No longer was Quatermass a British boffin, nope, he was now a harsh-talking American who inexplicably is heading the United Kingdom space exploration team, and with that alteration, and thanks to Donlevy's abrasiveness, the film has a more severe, blatant feeling than the more thoughtful television version. Not that it harms the story any, as Quatermass's blind devotion to science no matter what the cost conjures a panicky, out of control tone to the proceedings. In fact, the Professor is often sidelined by the other characters such as the police Inspector Lomax (Jack Warner sharing top billing) who has a determination of his own.


As it is his pet project, Quatermass is not happy about bringing in anyone into the investigation apart from, well, apart from himself really. The night of the rocket's "landing" the hatch was opened and only one man, Victor Caroon (Richard Wordsworth), emerged - not so much emerged as tumbled out, to be honest. So what happened to the other two astronauts? The mystery is well sustained, as various clues crop up; Caroon is in no shape to tell anyone what went on up there, and his only word in the whole film is a whispered "help" which we, the audience, never hear.

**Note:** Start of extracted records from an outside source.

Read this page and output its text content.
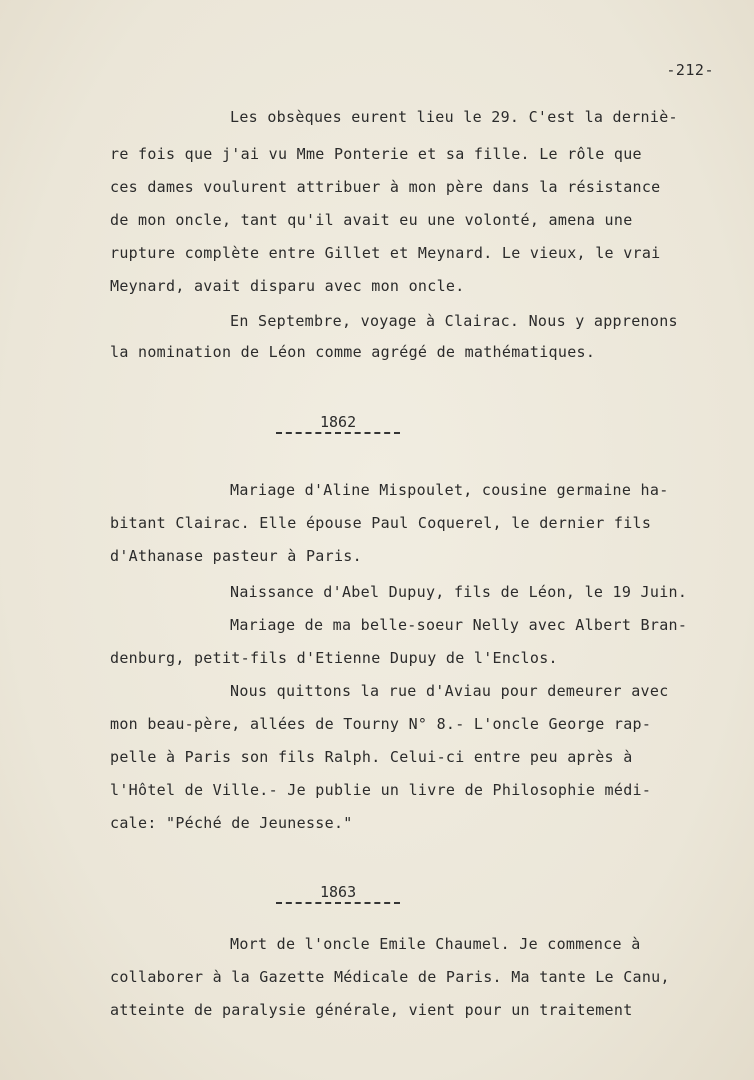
-212-
Les obsèques eurent lieu le 29. C'est la derniè-
re fois que j'ai vu Mme Ponterie et sa fille. Le rôle que
ces dames voulurent attribuer à mon père dans la résistance
de mon oncle, tant qu'il avait eu une volonté, amena une
rupture complète entre Gillet et Meynard. Le vieux, le vrai
Meynard, avait disparu avec mon oncle.
En Septembre, voyage à Clairac. Nous y apprenons
la nomination de Léon comme agrégé de mathématiques.
1862
Mariage d'Aline Mispoulet, cousine germaine ha-
bitant Clairac. Elle épouse Paul Coquerel, le dernier fils
d'Athanase pasteur à Paris.
Naissance d'Abel Dupuy, fils de Léon, le 19 Juin.
Mariage de ma belle-soeur Nelly avec Albert Bran-
denburg, petit-fils d'Etienne Dupuy de l'Enclos.
Nous quittons la rue d'Aviau pour demeurer avec
mon beau-père, allées de Tourny N° 8.- L'oncle George rap-
pelle à Paris son fils Ralph. Celui-ci entre peu après à
l'Hôtel de Ville.- Je publie un livre de Philosophie médi-
cale: "Péché de Jeunesse."
1863
Mort de l'oncle Emile Chaumel. Je commence à
collaborer à la Gazette Médicale de Paris. Ma tante Le Canu,
atteinte de paralysie générale, vient pour un traitement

Wordsworth gives the best performance, a haunted, pathetic study in unease as he goes from lying in his hospital bed to wandering the streets on the lookout for food. But he's not going to snack in the conventional manner, whatever occurred up there has altered his metabolism and the only way he can gain sustenance is by draining life from other living things, leaving a trail of shrivelled corpses in his path (as well a trail of slime). There are still effective scenes of creepiness, such as Quatermass and his crew viewing the footage taken by the rocket's camera, or Caroon, his arm turned into a cactus, being approached by an innocent little girl (a young Jane Asher) at the river side. And of course, if it wasn't for this film, Hammer wouldn't have set out on its lucrative domination of the British horror film. Music by James Bernard.